By now, Lady Gaga fans have probably already seen her latest: a fourteen-minute opus that is allegedly a music video for her song “Marry the Night”. I say “allegedly” because the song itself doesn’t even start until nearly nine minutes in, after an extended sequence where Gaga narrates about trauma and we get to witness her smearing Cheerios all over her body and wearing a maxi pad as a bra, in what I can only assume is her usual songwriting process:
In Gaga’s mental hospital, she envisions the nurses wearing their gauze caps “tipped to the side like Parisian berets”. The psych ward is artistically lit, with one patient sitting at a mysterious white piano. When Gaga leaves the hospital, the silent patients line the balconies to watch her leave. Balconies? Oh yeah, I forgot to mention that this is all apparently happening in a big, old house.
The video draws on just about every romanticized stereotype of mental illness and mental hospitals I can think of. Gaga’s mental hospital seems like a play on a Victorian institution more than a modern medical facility, and the vague, unspecified operation she is recovering from evokes visions of One Flew Over the Cuckoo’s Nest-type lobotomies and conspiracies.
I am unspeakably tired of this motif, and I’m willing to bet a lot of people who have real experiences with mental illness feel the same way. Real-life psych wards are hospital wings, not old houses full of quirky, entertainingly crazy people who ask the nurses for “gummy bears and a knife”.
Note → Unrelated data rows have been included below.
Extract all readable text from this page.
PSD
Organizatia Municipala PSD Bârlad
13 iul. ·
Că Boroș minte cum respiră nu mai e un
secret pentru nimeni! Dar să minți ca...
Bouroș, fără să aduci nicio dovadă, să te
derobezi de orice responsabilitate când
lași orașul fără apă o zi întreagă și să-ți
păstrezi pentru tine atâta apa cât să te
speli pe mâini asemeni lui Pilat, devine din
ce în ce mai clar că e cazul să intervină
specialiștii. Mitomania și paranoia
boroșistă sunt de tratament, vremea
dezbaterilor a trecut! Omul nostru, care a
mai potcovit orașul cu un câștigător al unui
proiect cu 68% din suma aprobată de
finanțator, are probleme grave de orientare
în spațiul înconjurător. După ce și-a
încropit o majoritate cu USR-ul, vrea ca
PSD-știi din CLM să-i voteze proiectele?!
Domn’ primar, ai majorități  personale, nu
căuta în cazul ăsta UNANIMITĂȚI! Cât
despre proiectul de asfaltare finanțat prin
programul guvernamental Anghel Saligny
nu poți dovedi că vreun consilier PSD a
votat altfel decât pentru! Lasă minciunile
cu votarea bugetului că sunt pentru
These mental institution fantasies degrade the actual psychiatric profession and increase the stigma of mental illness. I can’t imagine that this vision of a psychiatric facility as a creepy, outdated place where an “artistic” perspective on life is taken as insanity would help anyone feel more comfortable asking for mental health help.
And in the center of Gaga’s fantasy world is this image of the crazy girl who just needs someone to believe in her, and makes sure to show off her naked body to the cameras during her mental breakdown. What a conveniently palatable vision of mental illness. The crazy girl is a staple of misogynist filmmakers. Angelina Jolie in Girl, Interrupted is probably the most famous example. More recently, we’ve had Black Swan and Sucker Punch. In movies, crazy girls are always stunning, and their mental illness is glamorized, providing an opportunity for viewers to both gawk and pity. Men with psychiatric disorders are hardly ever romanticized in the same way.
Gaga claims the video is based on what she went through when she was dropped from her first record label. While I’m sure that it was a dark time for her, and that her passion in the video is sincere, comparing this time to severe mental illness is nothing short of appropriation. And painting mental illness as something that causes hot girls to take off their clothes and smear their eyeliner is just insulting.